Pete Roberts of Nottingham, England, was one of the many risk-takers who threw their savings into cryptocurrencies when prices were going through the roof last winter. Now, eight months later, the US$23,000 he invested in several digital tokens is worth about US$4,000 and he is clearheaded about what happened.
“I got too caught up in the fear of missing out and trying to make a quick buck,” he said last week. “The losses have pretty much left me financially ruined.”
Roberts, 28, has a lot of company. After the latest round of big price drops, many cryptocurrencies have given back all of the enormous gains they experienced last winter. The value of all outstanding digital tokens has fallen by about US$600 billion, or 75 per cent, since the peak in January, according to data from the website coinmarketcap.com.
The virtual currency markets have been through booms and busts before and recovered to boom again. But this bust could have a more lasting impact on the technology’s adoption because of the sheer number of ordinary people who invested in digital tokens over the last year and who are likely to associate cryptocurrencies with financial ruin for a very long time.
“What the average Joe hears is how friends lost fortunes,” said Alex Kruger, a former banker who has been trading in the cryptocurrency markets for some time. “Irrational exuberance leads to financial overhang and slows progress.”
It is hard to know how many cryptocurrency investors are now in the red, with holdings worth less than the money they put in. Many who have lost money in recent months had gotten into the markets before the big run-up last year and their holdings are still worth more than their initial investments.
But by many metrics, more people put money into virtual currencies last fall and winter than in all of the preceding nine or so years. Coinbase, the largest cryptocurrency brokerage in the United States, doubled its number of customers between October and March. The startup Square began allowing the users of its mobile app, Square Cash, to buy bitcoin last November.
Almost all of the new customers on Coinbase and Square would be in the red if they bought cryptocurrencies at almost any point over the last nine months and held on to them. The damage is likely to be particularly bad in places like South Korea and Japan, where there was minimal cryptocurrency activity before last year, and where ordinary investors with little expertise jumped in with abandon.
In South Korea, the biggest exchanges opened storefronts to make investment easier for people who did not feel comfortable doing it online. The offices of one big exchange, Coinone, had just one customer walk in during a two-hour period in the middle of the day last week. An employee, Yu Ji-Hoon, said, “The prices of the digital tokens have fallen so much that people seem to feel upset.”

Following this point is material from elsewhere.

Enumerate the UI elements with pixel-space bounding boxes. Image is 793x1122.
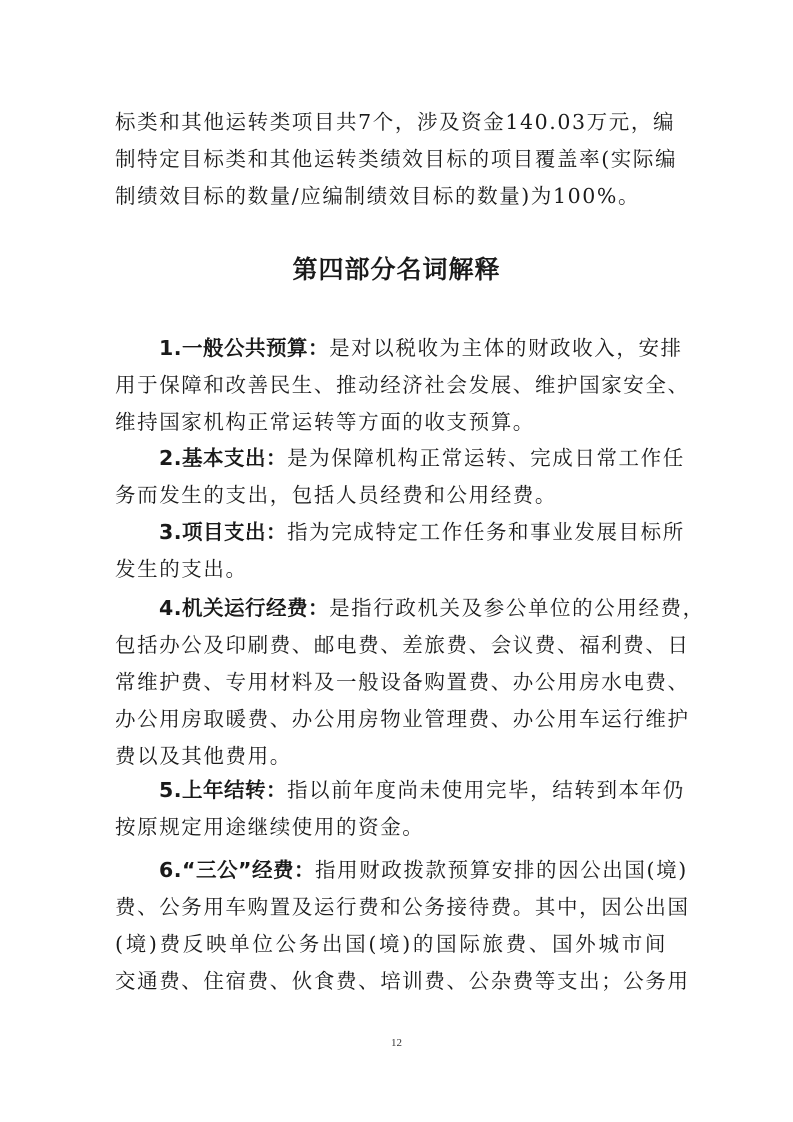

Kim Hyon-jeong, a 45-year-old teacher and mother of one who lives on the outskirts of Seoul, said she put about 100 million won, or US$90,000, into cryptocurrencies last fall. She drew on savings, an insurance policy and a US$25,000 loan. Her investments are now down about 90 per cent.
“I thought that cryptocurrencies would be the one and only breakthrough for ordinary hardworking people like us,” she said. “I thought my family and I could escape hardship and live more comfortably but it turned out to be the other way around.”
In the United States, Charles Herman, a 29-year-old small business owner in Charleston, South Carolina, became obsessed with virtual currencies in September. He said he now felt that he had wasted 10 months of his life trying to play the markets.